Aluizio Falcão Filho comenta sobre as diferentes relações tóxicas que temos ao longo da vida. (Holloway/Getty Images)

Publicado em 5 de setembro de 2023 às 11h10.

“Relacionamento tóxico” é um termo da moda. Dê uma olhada nos principais portais de internet, grupos de WhatsApp ou folheie as poucas revistas que ainda estão em circulação: essa expressão vai aparecer algumas vezes. Ou melhor, várias vezes.

Mas talvez o problema seja maior e não envolva apenas mulheres que enfrentam relações abusivas. Ultimamente, todas as pessoas parecem ter relacionamentos tóxicos em diversos aspectos da vida.

Na política, vivemos uma toxicidade forte em relação àqueles que estão em quadrantes ideológicos opostos. Não enxergamos essas pessoas como oponentes e sim como inimigos, destilando agressividade e rancor. Nunca tivemos tantas ferramentas para gerar interatividade entre os seres humanos. Mas usamos esses dispositivos, em muitos casos, para brigar em vez de conversar.
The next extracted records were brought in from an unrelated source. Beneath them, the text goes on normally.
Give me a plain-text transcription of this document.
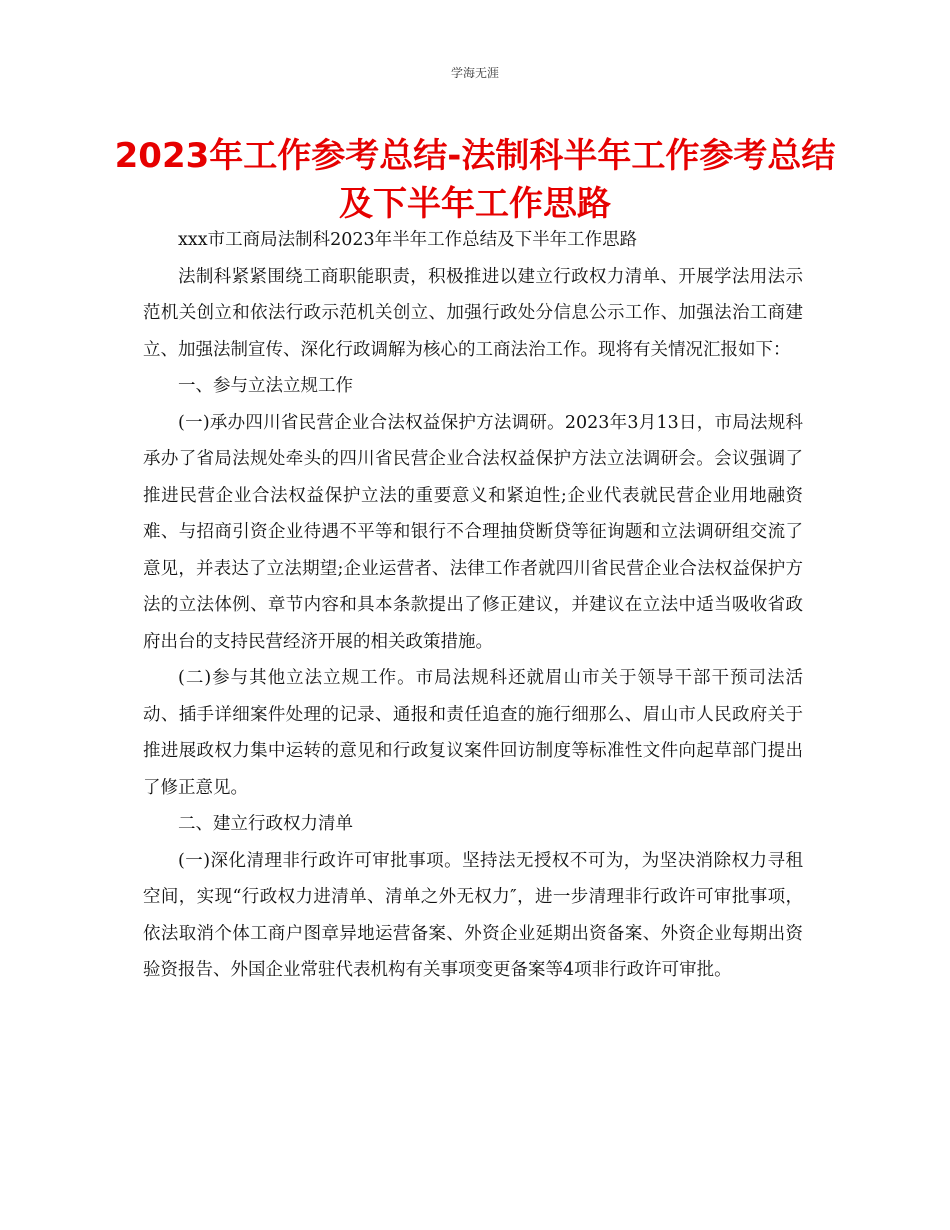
学海无涯
2023年工作参考总结-法制科半年工作参考总结及下半年工作思路

xxx市工商局法制科2023年半年工作总结及下半年工作思路

法制科紧紧围绕工商职能职责，积极推进以建立行政权力清单、开展学法用法示范机关创立和依法行政示范机关创立、加强行政处分信息公示工作、加强法治工商建立、加强法制宣传、深化行政调解为核心的工商法治工作。现将有关情况汇报如下：

一、参与立法立规工作

(一)承办四川省民营企业合法权益保护方法调研。2023年3月13日，市局法规科承办了省局法规处牵头的四川省民营企业合法权益保护方法立法调研会。会议强调了推进民营企业合法权益保护立法的重要意义和紧迫性;企业代表就民营企业用地融资难、与招商引资企业待遇不平等和银行不合理抽贷断贷等征询题和立法调研组交流了意见，并表达了立法期望;企业运营者、法律工作者就四川省民营企业合法权益保护方法的立法体例、章节内容和具本条款提出了修正建议，并建议在立法中适当吸收省政府出台的支持民营经济开展的相关政策措施。

(二)参与其他立法立规工作。市局法规科还就眉山市关于领导干部干预司法活动、插手详细案件处理的记录、通报和责任追查的施行细那么、眉山市人民政府关于推进展政权力集中运转的意见和行政复议案件回访制度等标准性文件向起草部门提出了修正意见。

二、建立行政权力清单

(一)深化清理非行政许可审批事项。坚持法无授权不可为，为坚决消除权力寻租空间，实现“行政权力进清单、清单之外无权力″，进一步清理非行政许可审批事项，依法取消个体工商户图章异地运营备案、外资企业延期出资备案、外资企业每期出资验资报告、外国企业常驻代表机构有关事项变更备案等4项非行政许可审批。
Nos ambientes de trabalho, há também dezenas de variações sobre o mesmo tema. Nos anos 1980, havia competição nas empresas. Mas ninguém era abertamente agressivo, tirando as exceções de praxe. Em 2023, no entanto, as pessoas partem para o confronto sem pensar duas vezes – muitas vezes utilizando os departamentos de recursos humanos ou as áreas de ouvidoria para registrar queixas de coisas que só ocorreram nas cabeças dos querelantes.

As amizades também são constantemente sacudidas de todos os lados. É como se as pessoas precisassem de uma espécie de certificado ISO 9002 de lealdade. As relações estão ficando mais pesadas e sujeitas a influências de tudo quanto é lado, especialmente das opiniões alheias sobre política, comportamento e religião. Os indivíduos, de maneira geral, querem alinhamento constante de ideias, algo que é virtualmente impossível de se encontrar.

Isso ocorre porque há inúmeras pessoas em nosso mundo que não são muito óbvias. Ou que nos surpreendem quando mostram publicamente o que pensam. O caso do ministro do Supremo, Cristiano Zanin, é exemplar. Como foi indicado pelo presidente Luiz Inácio Lula da Silva, todos acharam que ele tinha uma visão progressista da vida. O voto dado por ele na questão das drogas, no entanto, mostrou que embaixo daquela toga bate um coração conservador. Resultado: ele foi trucidado nas redes sociais pelos militantes de esquerda, muitos deles petistas.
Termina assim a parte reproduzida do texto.